Rather than be a pioneer of innovation, a CIO should identify vulnerabilities such as overspending for technology, said Carr, author of "IT Doesn't Matter," an article that made waves in tech industry circles earlier this year.
"The real goal is to make IT ordinary, to make it invisible," he said, speaking on a panel today at the Government CIO Summit sponsored by FCW Media Group. "The CIO will be the driving force behind that. I think that's the right goal."
In essence, he said, CIOs have succeeded when the position is no longer necessary. That translates to cheaper technology investments and generic solutions, although it will take time, said Carr, whose article was published in the May issue of the Harvard Business Review.
Harris Miller, president of the Information Technology of America, disagreed with Carr's assessment. CIOs must use technology creatively, leveraging the information of the organization and the knowledge of its personnel, Miller said. He added that the value of a CIO can be seen when two organizations use the same technology but get very different results.

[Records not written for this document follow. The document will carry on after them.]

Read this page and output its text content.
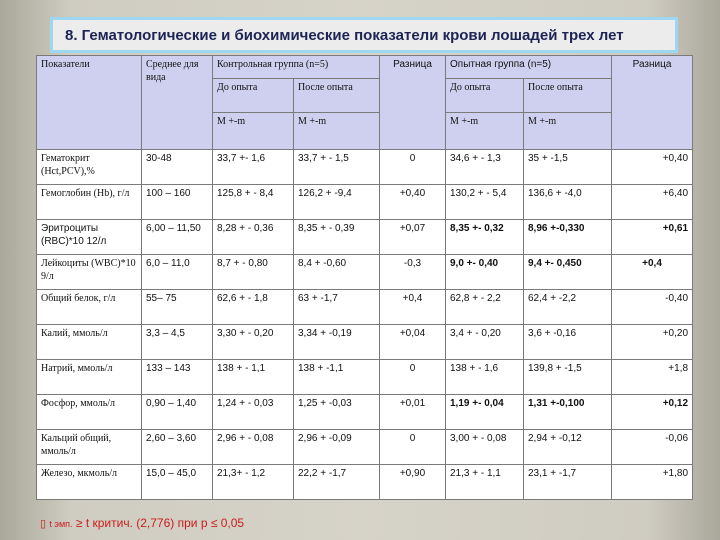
8. Гематологические и биохимические показатели крови лошадей трех лет
Показатели	Среднее для вида	Контрольная группа (n=5)		Разница	Опытная группа (n=5)		Разница
		До опыта	После опыта		До опыта	После опыта	
		М +-m	М +-m		М +-m	М +-m	
Гематокрит (Hct,PCV),%	30-48	33,7 +- 1,6	33,7 + - 1,5	0	34,6 + - 1,3	35 + -1,5	+0,40
Гемоглобин (Hb), г/л	100 – 160	125,8 + - 8,4	126,2 + -9,4	+0,40	130,2 + - 5,4	136,6 + -4,0	+6,40
Эритроциты (RBC)*10 12/л	6,00 – 11,50	8,28 + - 0,36	8,35 + - 0,39	+0,07	8,35 +- 0,32	8,96 +-0,330	+0,61
Лейкоциты (WBC)*10 9/л	6,0 – 11,0	8,7 + - 0,80	8,4 + -0,60	-0,3	9,0 +- 0,40	9,4 +- 0,450	+0,4
Общий белок, г/л	55– 75	62,6 + - 1,8	63 + -1,7	+0,4	62,8 + - 2,2	62,4 + -2,2	-0,40
Калий, ммоль/л	3,3 – 4,5	3,30 + - 0,20	3,34 + -0,19	+0,04	3,4 + - 0,20	3,6 + -0,16	+0,20
Натрий, ммоль/л	133 – 143	138 + - 1,1	138 + -1,1	0	138 + - 1,6	139,8 + -1,5	+1,8
Фосфор, ммоль/л	0,90 – 1,40	1,24 + - 0,03	1,25 + -0,03	+0,01	1,19 +- 0,04	1,31 +-0,100	+0,12
Кальций общий, ммоль/л	2,60 – 3,60	2,96 + - 0,08	2,96 + -0,09	0	3,00 + - 0,08	2,94 + -0,12	-0,06
Железо, мкмоль/л	15,0 – 45,0	21,3+ - 1,2	22,2 + -1,7	+0,90	21,3 + - 1,1	23,1 + -1,7	+1,80
▯ t эмп. ≥ t критич. (2,776) при p ≤ 0,05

"Your job as the CIO becomes more important," said Miller, also on the panel. "You need to be even more a part of the basic enterprise strategic planning."
Carolyn Walton, Arkansas' executive CIO, said a CIO's mission is to be an innovator, a collaborator and a catalyst. She characterized her role during the first few months on the job as that of a deal maker, trying to find the best ways to spend a small amount of money for solutions. "We're not here to just manage costs," she said. "It's about solving problems for our citizens."
James Shanks, president of CDW Government Inc., said CIOs have worked very hard to get a seat at the management table, and the best are those who maintain that business role, plotting the organization's course.
"I think good leaders know how to lead," he said. "Technology is an enabler. It's really what sets us apart. That differentiation doesn't come from the component. It comes from the people, the talent of that organization."